For AI-generated text on matters of public interest, an exemption applies where the content has undergone a process of substantive human review and an identifiable person or organisation bears editorial responsibility. Spell-checking or a cursory editorial sign-off is insufficient; the review must be genuine and must specifically address the substance of the text.

Machine-readable marking and the Code of Practice

Paragraph 2 requires that outputs of generative AI systems be marked in a machine-readable format. The European Commission's AI Office is facilitating the development of a voluntary Code of Practice to assist providers and deployers in meeting this obligation in practice. A second draft of the Code was published in March 2026; the final version is expected in June 2026, ahead of the 2 August 2026 application date. The Code is voluntary, but is likely to be used by supervisory authorities and courts as a reference when assessing compliance. Elements under development include a standardised EU label for AI-generated content, a distinction between fully AI-generated and AI-assisted content, and technical standards for watermarking and metadata.

Enforcement and fines

Non-compliance with the transparency obligations of Article 50 may result in an administrative fine of up to €15 million or, if higher, 3% of total worldwide annual turnover. In the Netherlands, enforcement of the AI Act will be assigned to designated national supervisory authorities. In April 2026, the Dutch government opened a legislative proposal for public consultation to establish the national supervisory framework.

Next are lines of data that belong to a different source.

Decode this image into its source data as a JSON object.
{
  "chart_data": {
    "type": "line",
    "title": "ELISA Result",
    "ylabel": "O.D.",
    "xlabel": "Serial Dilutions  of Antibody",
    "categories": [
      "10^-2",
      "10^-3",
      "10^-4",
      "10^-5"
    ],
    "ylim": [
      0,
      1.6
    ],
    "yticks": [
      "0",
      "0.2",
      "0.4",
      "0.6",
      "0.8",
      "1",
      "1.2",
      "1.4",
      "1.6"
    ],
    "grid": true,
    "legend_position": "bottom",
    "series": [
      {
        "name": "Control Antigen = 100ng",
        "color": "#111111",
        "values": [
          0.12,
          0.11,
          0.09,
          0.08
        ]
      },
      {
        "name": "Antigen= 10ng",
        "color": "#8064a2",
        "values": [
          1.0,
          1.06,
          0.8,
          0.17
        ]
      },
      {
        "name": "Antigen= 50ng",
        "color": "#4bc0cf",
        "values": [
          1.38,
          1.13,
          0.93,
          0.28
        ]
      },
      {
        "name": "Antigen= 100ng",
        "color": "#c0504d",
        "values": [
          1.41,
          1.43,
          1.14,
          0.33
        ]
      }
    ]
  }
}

What organisations can do now

Organisations deploying AI through digital channels can take the following steps to prepare for 2 August 2026:

  • Map which AI systems fall within the scope of Article 50: chatbots, generative tools, emotion recognition systems, and deepfake generators.
  • Determine for each system whether a provider obligation (paragraphs 1 or 2) or a deployer obligation (paragraphs 3 or 4) applies.
  • Design visible, accessible notices and labels that are displayed no later than at the point of first contact.
  • Assess whether AI-generated text on matters of public interest has undergone substantive human review before relying on the editorial responsibility exemption.
  • Monitor the final Code of Practice and any guidelines published by the European Commission once available.